Crystal structures of an Extracytoplasmic Solute Receptor from a TRAP transporter in its open and closed forms reveal a helix-swapped dimer requiring a cation for alpha-keto acid binding

Sophie Gonin et al. BMC Struct Biol. .
Free PMC article

Abstract

Background: The import of solutes into the bacterial cytoplasm involves several types of membrane transporters, which may be driven by ATP hydrolysis (ABC transporters) or by an ion or H+ electrochemical membrane potential, as in the tripartite ATP-independent periplasmic system (TRAP). In both the ABC and TRAP systems, a specific periplasmic protein from the ESR family (Extracytoplasmic Solute Receptors) is often involved for the recruitment of the solute and its presentation to the membrane complex. In Rhodobacter sphaeroides, TakP (previously named SmoM) is an ESR from a TRAP transporter and binds alpha-keto acids in vitro.

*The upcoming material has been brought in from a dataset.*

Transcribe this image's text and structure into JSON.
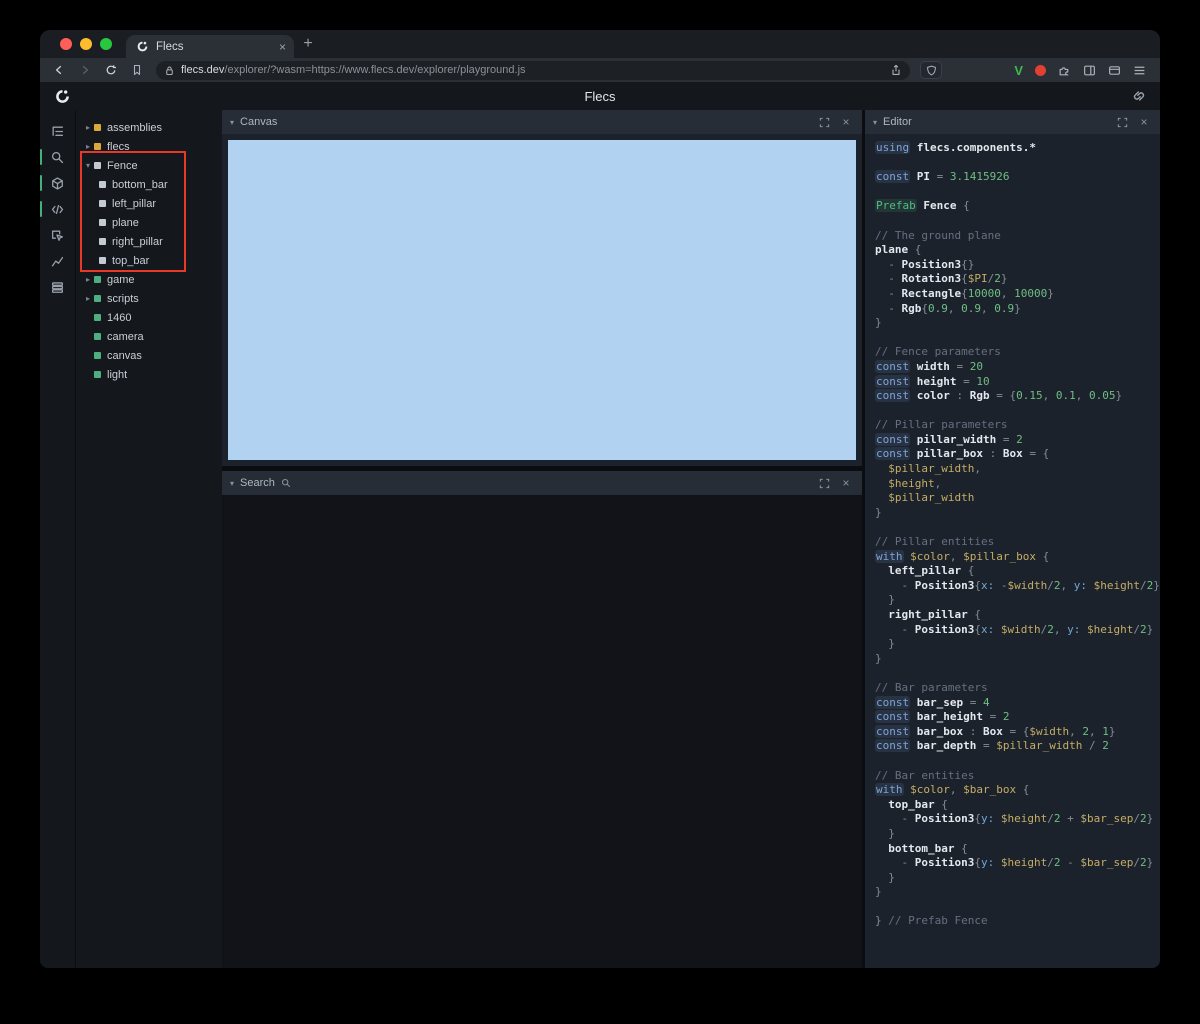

Results: We describe the high-resolution crystal structures of TakP in its unliganded form and as a complex with sodium-pyruvate. The results show a limited "Venus flytrap" conformational change induced by substrate binding. In the liganded structure, a cation (most probably a sodium ion) is present and plays a key role in the association of the pyruvate to the protein. The structure of the binding pocket gives a rationale for the relative affinities of various ligands that were tested from a fluorescence assay. The protein appears to be dimeric in solution and in the crystals, with a helix-swapping structure largely participating in the dimer formation. A 30 A-long water channel buried at the dimer interface connects the two ligand binding cavities of the dimer.

Conclusion: The concerted recruitment by TakP of the substrate group with a cation could represent a first step in the coupled transport of both partners, providing the driving force for solute import. Furthermore, the unexpected dimeric structure of TakP suggests a molecular mechanism of solute uptake by the dimeric ESR via a channel that connects the binding sites of the two monomers.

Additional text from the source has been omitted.